WaitingA lot of people here on the Dice Blogs and other career sites advocate for you, the job seeker. There is their advice, of course -- some of it very specific in its intent to help you get a position. After all, we want you to succeed. Often, though, the reaction we get isn't about the advice, it's about the job itself. As in, the job sucks so why try so hard? As in that company sucks, so why put out the effort? One user on my site went so far as to call all this advice "interview heroics." As in, "Why go through all these interview heroics to end up with a mediocre job?" It's a valid question. And here's the answer.

1. You don't have a choice about taking a job UNTIL you've received an offer.

Now this may seem brilliantly basic, but people still miss this point. Until a company offers you a job, you have no choice about taking a job -- mediocre, sucky, stellar or not. The goal of your resume is to get you a phone interview. The point of the phone interview is to get a face-to-face interview. And the face-to-face interview is about getting you a job offer. Without the job offer, the job search is not a success. Only with the offer do you get the opportunity to work a different gig than the one you have now.
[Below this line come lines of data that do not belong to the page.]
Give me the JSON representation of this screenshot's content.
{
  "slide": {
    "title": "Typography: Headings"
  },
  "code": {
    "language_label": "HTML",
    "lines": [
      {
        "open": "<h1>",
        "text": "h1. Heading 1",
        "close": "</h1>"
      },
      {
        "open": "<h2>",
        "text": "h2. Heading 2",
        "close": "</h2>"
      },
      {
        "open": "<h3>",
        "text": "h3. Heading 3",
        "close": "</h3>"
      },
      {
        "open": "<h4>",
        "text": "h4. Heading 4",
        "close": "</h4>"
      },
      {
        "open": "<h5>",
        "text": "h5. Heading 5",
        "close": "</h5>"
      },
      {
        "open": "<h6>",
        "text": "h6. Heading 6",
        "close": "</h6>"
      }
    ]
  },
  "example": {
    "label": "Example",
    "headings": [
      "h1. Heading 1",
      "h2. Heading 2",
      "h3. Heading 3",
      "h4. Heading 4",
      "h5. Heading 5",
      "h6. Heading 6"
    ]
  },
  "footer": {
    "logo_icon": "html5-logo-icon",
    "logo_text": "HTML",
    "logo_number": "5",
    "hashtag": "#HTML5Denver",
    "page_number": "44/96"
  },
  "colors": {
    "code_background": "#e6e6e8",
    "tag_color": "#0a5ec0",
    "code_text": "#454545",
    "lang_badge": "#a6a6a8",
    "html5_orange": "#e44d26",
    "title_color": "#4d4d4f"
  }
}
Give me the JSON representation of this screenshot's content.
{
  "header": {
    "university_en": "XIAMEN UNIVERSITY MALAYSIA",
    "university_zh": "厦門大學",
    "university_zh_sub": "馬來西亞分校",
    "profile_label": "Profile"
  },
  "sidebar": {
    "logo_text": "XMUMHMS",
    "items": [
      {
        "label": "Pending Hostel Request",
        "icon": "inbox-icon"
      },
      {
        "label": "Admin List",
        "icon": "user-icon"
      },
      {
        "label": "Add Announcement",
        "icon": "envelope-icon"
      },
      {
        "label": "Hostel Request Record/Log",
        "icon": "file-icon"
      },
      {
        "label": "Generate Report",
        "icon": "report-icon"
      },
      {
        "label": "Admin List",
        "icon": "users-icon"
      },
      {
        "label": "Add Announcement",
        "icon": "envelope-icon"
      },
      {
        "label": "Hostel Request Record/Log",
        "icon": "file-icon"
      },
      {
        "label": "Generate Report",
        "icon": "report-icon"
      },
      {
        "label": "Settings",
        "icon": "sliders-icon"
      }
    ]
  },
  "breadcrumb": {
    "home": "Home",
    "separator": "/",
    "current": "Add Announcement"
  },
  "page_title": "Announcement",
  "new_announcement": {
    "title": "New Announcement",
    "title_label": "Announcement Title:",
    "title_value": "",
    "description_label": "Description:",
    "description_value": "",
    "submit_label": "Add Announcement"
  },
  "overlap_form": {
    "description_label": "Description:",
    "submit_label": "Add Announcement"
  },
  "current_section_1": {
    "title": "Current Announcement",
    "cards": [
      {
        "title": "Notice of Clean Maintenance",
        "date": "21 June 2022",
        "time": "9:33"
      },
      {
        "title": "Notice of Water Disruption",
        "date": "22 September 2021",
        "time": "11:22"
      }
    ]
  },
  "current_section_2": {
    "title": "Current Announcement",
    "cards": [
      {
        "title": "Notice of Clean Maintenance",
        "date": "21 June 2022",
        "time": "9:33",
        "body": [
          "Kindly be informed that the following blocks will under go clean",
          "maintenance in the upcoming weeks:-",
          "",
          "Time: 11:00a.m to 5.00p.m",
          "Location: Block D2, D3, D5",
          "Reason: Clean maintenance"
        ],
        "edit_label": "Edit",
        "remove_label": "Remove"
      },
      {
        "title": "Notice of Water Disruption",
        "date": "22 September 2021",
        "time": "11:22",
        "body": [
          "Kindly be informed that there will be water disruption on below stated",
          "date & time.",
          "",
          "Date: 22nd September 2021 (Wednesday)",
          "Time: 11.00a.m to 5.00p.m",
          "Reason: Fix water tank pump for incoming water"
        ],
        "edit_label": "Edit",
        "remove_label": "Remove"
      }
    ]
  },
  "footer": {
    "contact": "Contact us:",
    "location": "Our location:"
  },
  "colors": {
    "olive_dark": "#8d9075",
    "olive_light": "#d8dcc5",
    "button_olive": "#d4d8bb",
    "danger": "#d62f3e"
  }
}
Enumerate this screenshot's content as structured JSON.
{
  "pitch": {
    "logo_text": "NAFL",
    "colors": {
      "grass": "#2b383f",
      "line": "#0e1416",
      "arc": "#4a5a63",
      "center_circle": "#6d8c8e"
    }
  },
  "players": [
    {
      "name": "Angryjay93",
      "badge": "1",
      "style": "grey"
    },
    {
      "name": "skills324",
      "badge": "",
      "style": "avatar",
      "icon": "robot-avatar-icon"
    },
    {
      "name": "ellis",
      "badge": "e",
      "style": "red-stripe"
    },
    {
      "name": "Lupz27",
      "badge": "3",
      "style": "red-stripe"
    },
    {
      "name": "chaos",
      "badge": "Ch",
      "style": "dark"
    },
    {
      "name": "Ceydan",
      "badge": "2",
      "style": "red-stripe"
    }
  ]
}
2. Interview skills are the poorest job skills most people have.

This makes sense -- we look for jobs a lot less often than we use Microsoft Office. We're going to do better with the job skills we use the most, not with the ones we use the least. If you interview for a job every couple of years, you won't do as well as you do in the work you do every day. (By the way, the same is true for the hiring manager. He or she doesn't get to practice interviewing every day either.) Consequently, you want to take every opportunity in the hiring process to use -- and improve -- your job-searching skills. Can your resume be improved? How about phone interviews? Can you practice face-to-face interviews more? How about effectiveness at supporting your business network to find opportunities? Practice makes perfect -- so use the opportunities given to you to improve your skills.

Interview heroics are worth the effort

You and I may or may not agree that in the end a corporate job isn't the best thing to do with your life. But we should agree that improving our personal skills to get the best possible employment security is worth the effort. The way you improve skills is to practice using those skills, "heroic" as they may be.